‘After the Wedding’

There are oceans of tears, but somehow it works without seeming maudlin, thanks to the integrity of these performances.

By: Bob Brown
   Director /writer Susanne Bier and co-writer Anders Thomas Jensen delight in creating chaos out of ordinary domestic relationships. It’s as if they build beautiful dollhouses with exquisite furnishings, then they reach in and push the dolls around mercilessly, breaking furniture and hearts. When they’ve got that out of their system, they try gluing things back together.
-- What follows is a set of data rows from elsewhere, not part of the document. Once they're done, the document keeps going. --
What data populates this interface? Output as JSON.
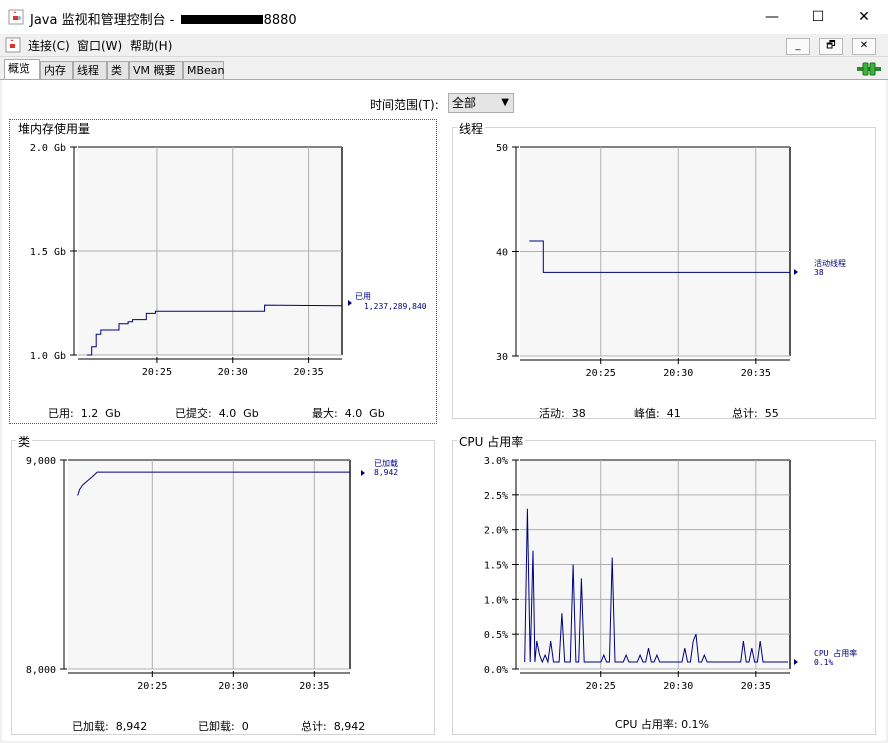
{
  "window": {
    "title_prefix": "Java 监视和管理控制台 - ",
    "title_suffix": "8880",
    "minimize_glyph": "—",
    "maximize_glyph": "☐",
    "close_glyph": "✕"
  },
  "menu": {
    "items": [
      "连接(C)",
      "窗口(W)",
      "帮助(H)"
    ],
    "mdi_minimize": "_",
    "mdi_restore": "🗗",
    "mdi_close": "✕"
  },
  "tabs": [
    "概览",
    "内存",
    "线程",
    "类",
    "VM 概要",
    "MBean"
  ],
  "time_range": {
    "label": "时间范围(T):",
    "value": "全部"
  },
  "panels": {
    "heap": {
      "title": "堆内存使用量",
      "summary": [
        "已用:  1.2  Gb",
        "已提交:  4.0  Gb",
        "最大:  4.0  Gb"
      ],
      "legend_name": "已用",
      "legend_value": "1,237,289,840"
    },
    "threads": {
      "title": "线程",
      "summary": [
        "活动:  38",
        "峰值:  41",
        "总计:  55"
      ],
      "legend_name": "活动线程",
      "legend_value": "38"
    },
    "classes": {
      "title": "类",
      "summary": [
        "已加载:  8,942",
        "已卸载:  0",
        "总计:  8,942"
      ],
      "legend_name": "已加载",
      "legend_value": "8,942"
    },
    "cpu": {
      "title": "CPU 占用率",
      "summary": [
        "CPU 占用率: 0.1%"
      ],
      "legend_name": "CPU 占用率",
      "legend_value": "0.1%"
    }
  },
  "colors": {
    "series": "#000080",
    "grid": "#b0b0b0",
    "plot_bg": "#f7f7f7"
  },
  "chart_data": [
    {
      "type": "line",
      "title": "堆内存使用量",
      "xticks": [
        "20:25",
        "20:30",
        "20:35"
      ],
      "yticks": [
        "1.0 Gb",
        "1.5 Gb",
        "2.0 Gb"
      ],
      "ylim": [
        1.0,
        2.0
      ],
      "xlim": [
        20.33,
        20.62
      ],
      "series": [
        {
          "name": "已用",
          "x": [
            20.34,
            20.345,
            20.345,
            20.35,
            20.35,
            20.355,
            20.355,
            20.375,
            20.375,
            20.385,
            20.385,
            20.39,
            20.39,
            20.405,
            20.405,
            20.415,
            20.415,
            20.465,
            20.465,
            20.535,
            20.535,
            20.62
          ],
          "y": [
            1.0,
            1.0,
            1.04,
            1.04,
            1.1,
            1.1,
            1.12,
            1.12,
            1.15,
            1.15,
            1.16,
            1.16,
            1.17,
            1.17,
            1.2,
            1.2,
            1.21,
            1.21,
            1.21,
            1.21,
            1.24,
            1.237
          ]
        }
      ]
    },
    {
      "type": "line",
      "title": "线程",
      "xticks": [
        "20:25",
        "20:30",
        "20:35"
      ],
      "yticks": [
        "30",
        "40",
        "50"
      ],
      "ylim": [
        30,
        50
      ],
      "xlim": [
        20.33,
        20.62
      ],
      "series": [
        {
          "name": "活动线程",
          "x": [
            20.34,
            20.355,
            20.355,
            20.62
          ],
          "y": [
            41,
            41,
            38,
            38
          ]
        }
      ]
    },
    {
      "type": "line",
      "title": "类",
      "xticks": [
        "20:25",
        "20:30",
        "20:35"
      ],
      "yticks": [
        "8,000",
        "9,000"
      ],
      "ylim": [
        8000,
        9000
      ],
      "xlim": [
        20.33,
        20.62
      ],
      "series": [
        {
          "name": "已加载",
          "x": [
            20.34,
            20.342,
            20.345,
            20.35,
            20.355,
            20.36,
            20.62
          ],
          "y": [
            8830,
            8860,
            8880,
            8900,
            8920,
            8942,
            8942
          ]
        }
      ]
    },
    {
      "type": "line",
      "title": "CPU 占用率",
      "xticks": [
        "20:25",
        "20:30",
        "20:35"
      ],
      "yticks": [
        "0.0%",
        "0.5%",
        "1.0%",
        "1.5%",
        "2.0%",
        "2.5%",
        "3.0%"
      ],
      "ylim": [
        0.0,
        3.0
      ],
      "xlim": [
        20.33,
        20.62
      ],
      "series": [
        {
          "name": "CPU 占用率",
          "x": [
            20.335,
            20.338,
            20.341,
            20.344,
            20.346,
            20.348,
            20.351,
            20.354,
            20.357,
            20.36,
            20.363,
            20.366,
            20.369,
            20.372,
            20.375,
            20.378,
            20.381,
            20.384,
            20.387,
            20.39,
            20.393,
            20.396,
            20.399,
            20.402,
            20.405,
            20.408,
            20.411,
            20.414,
            20.417,
            20.42,
            20.423,
            20.426,
            20.429,
            20.432,
            20.435,
            20.438,
            20.441,
            20.444,
            20.447,
            20.45,
            20.453,
            20.456,
            20.459,
            20.462,
            20.465,
            20.468,
            20.471,
            20.474,
            20.477,
            20.48,
            20.483,
            20.486,
            20.489,
            20.492,
            20.495,
            20.498,
            20.501,
            20.504,
            20.507,
            20.51,
            20.513,
            20.516,
            20.519,
            20.522,
            20.525,
            20.528,
            20.531,
            20.534,
            20.537,
            20.54,
            20.543,
            20.546,
            20.549,
            20.552,
            20.555,
            20.558,
            20.561,
            20.564,
            20.567,
            20.57,
            20.573,
            20.576,
            20.579,
            20.582,
            20.585,
            20.588,
            20.591,
            20.594,
            20.597,
            20.6,
            20.603,
            20.606,
            20.609,
            20.612,
            20.615,
            20.618
          ],
          "y": [
            0.1,
            2.3,
            0.1,
            1.7,
            0.1,
            0.4,
            0.2,
            0.1,
            0.2,
            0.1,
            0.4,
            0.1,
            0.1,
            0.1,
            0.8,
            0.1,
            0.1,
            0.1,
            1.5,
            0.1,
            0.1,
            1.3,
            0.1,
            0.1,
            0.1,
            0.1,
            0.1,
            0.1,
            0.1,
            0.2,
            0.1,
            0.1,
            1.6,
            0.1,
            0.1,
            0.1,
            0.1,
            0.2,
            0.1,
            0.1,
            0.1,
            0.1,
            0.2,
            0.1,
            0.1,
            0.3,
            0.1,
            0.1,
            0.2,
            0.1,
            0.1,
            0.1,
            0.1,
            0.1,
            0.1,
            0.1,
            0.1,
            0.1,
            0.3,
            0.1,
            0.1,
            0.4,
            0.5,
            0.1,
            0.1,
            0.2,
            0.1,
            0.1,
            0.1,
            0.1,
            0.1,
            0.1,
            0.1,
            0.1,
            0.1,
            0.1,
            0.1,
            0.1,
            0.1,
            0.4,
            0.1,
            0.1,
            0.3,
            0.1,
            0.1,
            0.4,
            0.1,
            0.1,
            0.1,
            0.1,
            0.1,
            0.1,
            0.1,
            0.1,
            0.1,
            0.1
          ]
        }
      ]
    }
  ]
}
   This five-hanky movie was an Oscar nominee for Best Foreign Language Film last year and would have been a worthy winner. It bears the familiar stamp of another recent work by Bier and Jensen, the searing drama Brothers (Brodre, 2004).
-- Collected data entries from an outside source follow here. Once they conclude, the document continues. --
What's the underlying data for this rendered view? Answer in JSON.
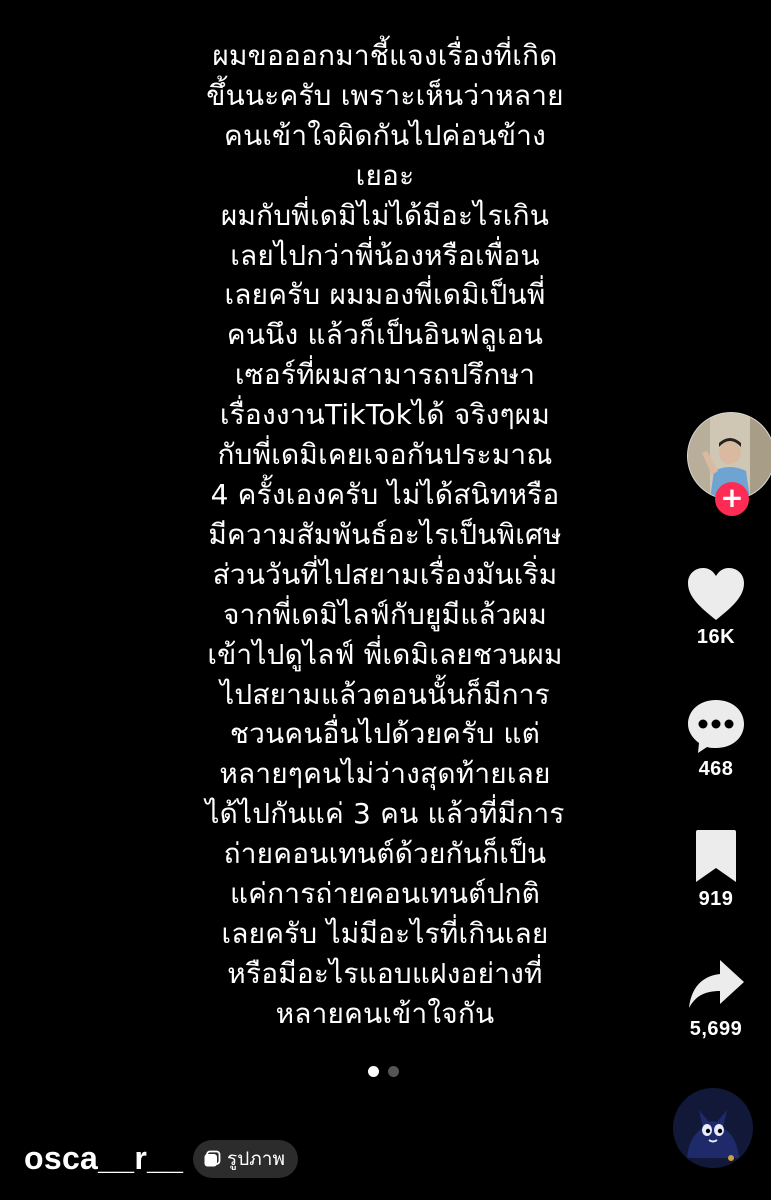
{
  "caption": {
    "lines": [
      "ผมขอออกมาชี้แจงเรื่องที่เกิด",
      "ขึ้นนะครับ เพราะเห็นว่าหลาย",
      "คนเข้าใจผิดกันไปค่อนข้าง",
      "เยอะ",
      "ผมกับพี่เดมิไม่ได้มีอะไรเกิน",
      "เลยไปกว่าพี่น้องหรือเพื่อน",
      "เลยครับ ผมมองพี่เดมิเป็นพี่",
      "คนนึง แล้วก็เป็นอินฟลูเอน",
      "เซอร์ที่ผมสามารถปรึกษา",
      "เรื่องงานTikTokได้ จริงๆผม",
      "กับพี่เดมิเคยเจอกันประมาณ",
      "4 ครั้งเองครับ ไม่ได้สนิทหรือ",
      "มีความสัมพันธ์อะไรเป็นพิเศษ",
      "ส่วนวันที่ไปสยามเรื่องมันเริ่ม",
      "จากพี่เดมิไลฟ์กับยูมีแล้วผม",
      "เข้าไปดูไลฟ์ พี่เดมิเลยชวนผม",
      "ไปสยามแล้วตอนนั้นก็มีการ",
      "ชวนคนอื่นไปด้วยครับ แต่",
      "หลายๆคนไม่ว่างสุดท้ายเลย",
      "ได้ไปกันแค่ 3 คน แล้วที่มีการ",
      "ถ่ายคอนเทนต์ด้วยกันก็เป็น",
      "แค่การถ่ายคอนเทนต์ปกติ",
      "เลยครับ ไม่มีอะไรที่เกินเลย",
      "หรือมีอะไรแอบแฝงอย่างที่",
      "หลายคนเข้าใจกัน"
    ]
  },
  "rail": {
    "avatar_icon": "profile-avatar",
    "follow_icon": "plus-icon",
    "follow_symbol": "+",
    "like": {
      "icon": "heart-icon",
      "count": "16K"
    },
    "comment": {
      "icon": "comment-icon",
      "count": "468"
    },
    "bookmark": {
      "icon": "bookmark-icon",
      "count": "919"
    },
    "share": {
      "icon": "share-icon",
      "count": "5,699"
    },
    "music_icon": "music-disc"
  },
  "carousel": {
    "total": 2,
    "active_index": 0
  },
  "footer": {
    "username": "osca__r__",
    "photo_chip_icon": "photo-icon",
    "photo_chip_label": "รูปภาพ"
  },
  "colors": {
    "background": "#000000",
    "text": "#ffffff",
    "follow_accent": "#fe2c55",
    "chip_background": "#2c2c2c",
    "dot_inactive": "#555555"
  }
}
   In Brothers, while a soldier is captured and presumed lost in Afghanistan, his brother back in Denmark is comforting his sister-in-law. Things are unimaginably evil in the field, and emotionally charged when the soldier returns. Roles are reversed. Copious drinking and shouting ensue.
   After the Wedding similarly pits two men opposite each other. They might be alter egos. Jacob (Mads Mikkelsen) is trying to redeem himself as a teacher and all-around father figure in a cash-strapped Mumbai orphanage. The children adore him, but the place is falling apart. Begging for support is not his thing. Reluctantly, he agrees to travel to Denmark and solicit funds from a wealthy industrialist, Jorgen (Rolf Lassgard), who has insisted that petitioners meet him face-to-face.
   Jorgen’s lifestyle couldn’t be more different. He works in plush Copenhagen offices and lives on a baronial estate in the countryside, complete with its own deer herd. The man appears distracted when Jacob earnestly presents his case. Even videos cannot do justice to the plight of the Mumbaian children, Jacob says, living in dire poverty, dying of minor diseases, forced into prostitution. Jorgen is distracted. He would rather have lunch before committing himself. He’d like time to consider it among other requests. He invites Jacob to his home the next day, when his daughter Anna (Stine Fischer Christensen) is to wed one of her father’s up-and-coming employees, Christian (Christian Tafdrup).
   This is an overly familiar gesture, Jacob thinks, since he knows nothing about the family. But Jacob has nothing else to do. On arriving at the estate, he receives the first of several shocks that will turn life on its head. There’s electricity when Jorgen’s wife, Helene (Sidse Babett Knudsen), and Jacob are introduced, as if a light switch were flipped on. We realize they share a past of which Jorgen may be unaware. The awkwardness between Jacob and his would-be benefactor shifts to an even higher level.
   But there are more jolts to come. Bombshell after bombshell is dropped casually amid the elegant surroundings, the lavish wedding feast, the Louis XIV furniture, the silk draperies and verdant lawns. The voltage cranks up until the only outlets for all this emotional energy are, yes, shouting, and drinking, and tears, and hugs, and more shouting. Money for an orphanage in India seems further and further from the point.
   Or does it? Jacob’s thoughts keep drifting back to his kids, especially 8-year-old Pramod (Neeral Mulchandani), who looks to him as the ideal father he has never known. Torn between two worlds, a life he has left behind and one he has made for himself to expiate the sins of his youth, Jacob is like his biblical namesake. He wrestles, in a sense, with the angel of duty — duty to his orphaned children, to his unredeemed past, to the burdens of a future he had not foreseen.
   There are enough coincidental encounters and providential plot twists to fill a soap opera. Everything seems to boil up into a huge emotional deal, and several times it threatens to tip over into melodrama. What keeps that from happening is the actors’ control. The only Danish star who seems to have broken into Hollywood’s consciousness is the ruggedly handsome Mikkelsen (King Arthur, Casino Royale). His Jacob is believable as a guy who is more comfortable doling out corn meal in an Indian slum than he is sipping cocktails at a Danish wedding. The guy barely manages a smile, but he can throw a first-class tantrum when he thinks he’s being used.
   So can Lassgard, whose character Jorgen is often veering from imperious mogul to pathetic victim. Hugely generous one moment, he’s mean and controlling the next, or blubbering like a baby. Whisky is breakfast, lunch and dinner. The two men dance around each other, angling for what they want. In the middle are the women, Annette and Anna. Knudsen and Christensen show enormous range as their characters negotiate the treacherous shoals around the men in their lives. There are oceans of tears, but somehow it works without seeming maudlin. The integrity of these performances is the secret. Even young Mulchandani is such a winning little guy, you want to take him home.
   This movie is the complete package, from composer Johan Soderqvist’s brooding score to gorgeous visuals by a team of Scandinavian cinematographers. It’s upsetting and cathartic in all the ways that the best film experiences are.
Rated R for some language and a scene of sexuality. In English and Danish with subtitles.